A white police officer seen on video kneeling on the neck of a handcuffed black man during an arrest was the subject of 17 complaints in his career.
Derek Chauvin, 44, has become the focus of protests and a federal investigation after he was caught on video with his knee on the neck of 46-year-old George Floyd during an arrest.
Mr Floyd, who was handcuffed and heard saying he could not breathe, was pronounced dead later on Monday.
Chauvin, whose driveway was splattered with red paint and the graffiti “murderer”, has not spoken publicly since Mr Floyd’s death and his lawyer did not respond to calls seeking comment.
He and the other three officers involved in Mr Floyd’s arrest were fired on Tuesday.
Minneapolis City Council records showed that Chauvin moonlighted as a bouncer at a downtown Latin nightclub and was among a group of six officers who opened fire on a stabbing suspect in 2006 after a chase that ended when the suspect pointed a sawn-off shotgun at them.
The suspect, Wayne Reyes, was hit multiple times and died, and a grand jury decided the use of force was justified.
Two years later, Chauvin shot Ira Latrell Toles as he was responding to a domestic dispute.
Sixteen complaints were closed with no discipline, and the remaining complaint generated two letters of reprimand, with one apparently related to the use of a squad car dashboard camera.

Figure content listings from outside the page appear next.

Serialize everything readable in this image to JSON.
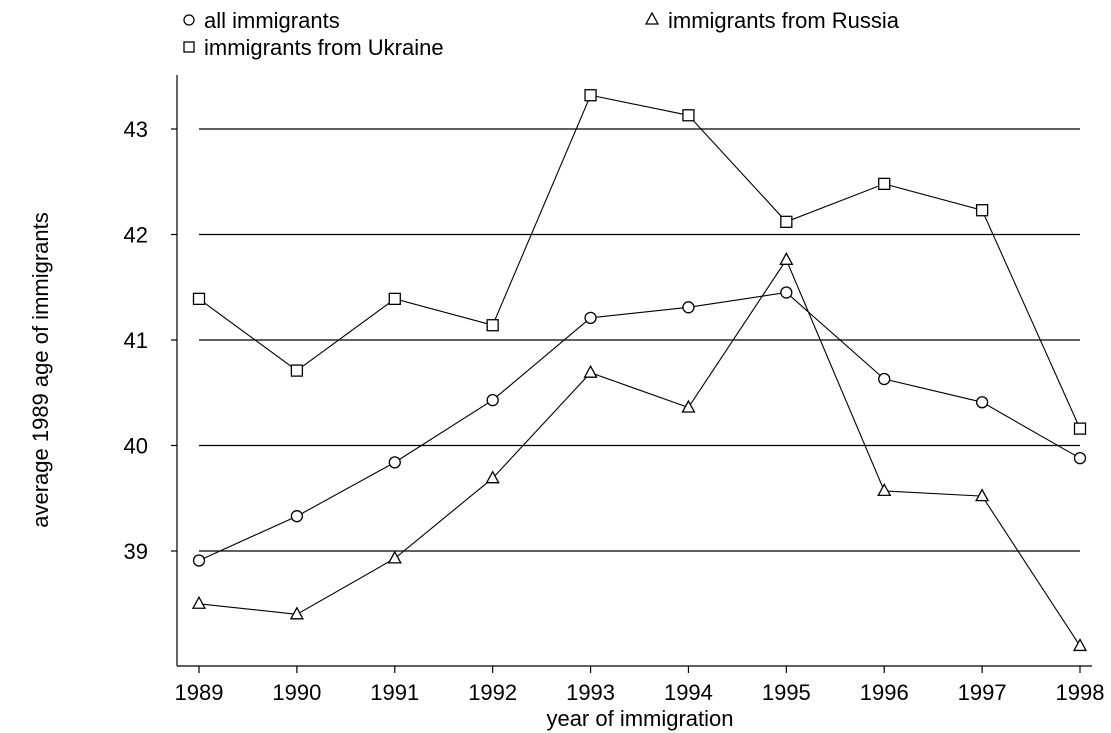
{
  "chart_data": {
    "type": "line",
    "xlabel": "year of immigration",
    "ylabel": "average 1989 age of immigrants",
    "x": [
      1989,
      1990,
      1991,
      1992,
      1993,
      1994,
      1995,
      1996,
      1997,
      1998
    ],
    "x_tick_labels": [
      "1989",
      "1990",
      "1991",
      "1992",
      "1993",
      "1994",
      "1995",
      "1996",
      "1997",
      "1998"
    ],
    "y_ticks": [
      39,
      40,
      41,
      42,
      43
    ],
    "y_tick_labels": [
      "39",
      "40",
      "41",
      "42",
      "43"
    ],
    "xlim": [
      1989,
      1998
    ],
    "ylim": [
      38,
      43.4
    ],
    "grid": "horizontal lines at y ticks",
    "legend_placement": "top",
    "series": [
      {
        "name": "all immigrants",
        "marker": "circle",
        "values": [
          38.91,
          39.33,
          39.84,
          40.43,
          41.21,
          41.31,
          41.45,
          40.63,
          40.41,
          39.88
        ]
      },
      {
        "name": "immigrants from Russia",
        "marker": "triangle",
        "values": [
          38.5,
          38.4,
          38.93,
          39.69,
          40.69,
          40.36,
          41.76,
          39.57,
          39.52,
          38.1
        ]
      },
      {
        "name": "immigrants from Ukraine",
        "marker": "square",
        "values": [
          41.39,
          40.71,
          41.39,
          41.14,
          43.32,
          43.13,
          42.12,
          42.48,
          42.23,
          40.16
        ]
      }
    ]
  }
}
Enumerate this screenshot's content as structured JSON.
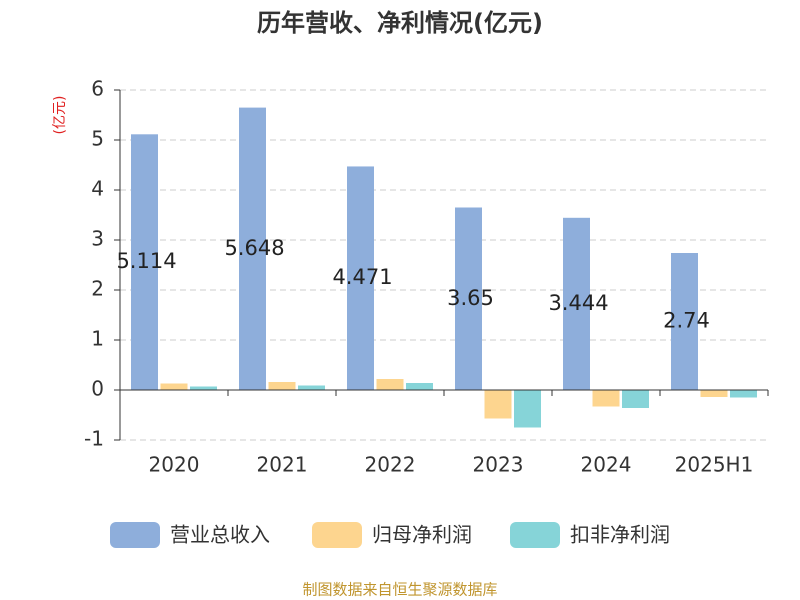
{
  "chart_data": {
    "type": "bar",
    "title": "历年营收、净利情况(亿元)",
    "y_label": "(亿元)",
    "source": "制图数据来自恒生聚源数据库",
    "categories": [
      "2020",
      "2021",
      "2022",
      "2023",
      "2024",
      "2025H1"
    ],
    "series": [
      {
        "name": "营业总收入",
        "color": "#8eaedb",
        "values": [
          5.114,
          5.648,
          4.471,
          3.65,
          3.444,
          2.74
        ],
        "data_labels": true
      },
      {
        "name": "归母净利润",
        "color": "#fdd58f",
        "values": [
          0.13,
          0.16,
          0.22,
          -0.57,
          -0.33,
          -0.14
        ]
      },
      {
        "name": "扣非净利润",
        "color": "#86d4d8",
        "values": [
          0.07,
          0.09,
          0.14,
          -0.75,
          -0.36,
          -0.15
        ]
      }
    ],
    "ylim": [
      -1,
      6
    ],
    "yticks": [
      -1,
      0,
      1,
      2,
      3,
      4,
      5,
      6
    ],
    "grid": true
  }
}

The records do not include any details on the substance of the complaints.
Less is known about the other three officers involved in Mr Floyd’s arrest.
Online court records indicated the officer who stood guard at the scene, Tou Thao, was sued in federal court in 2017 for alleged excessive force.
According to the lawsuit, Lamar Ferguson claimed Mr Thao and his partner stopped him as he was walking to his girlfriend’s house in 2014 for no reason and beat him up. The city ultimately settled the lawsuit for 25,000 dollars (£20,000).
City records show six complaints have been filed against Mr Thao, five of which were closed with no discipline and one remains open.
Thomas Lane joined the force as a cadet in March 2019 according to online city records and no information about J. Alexander Kueng’s service history was immediately available.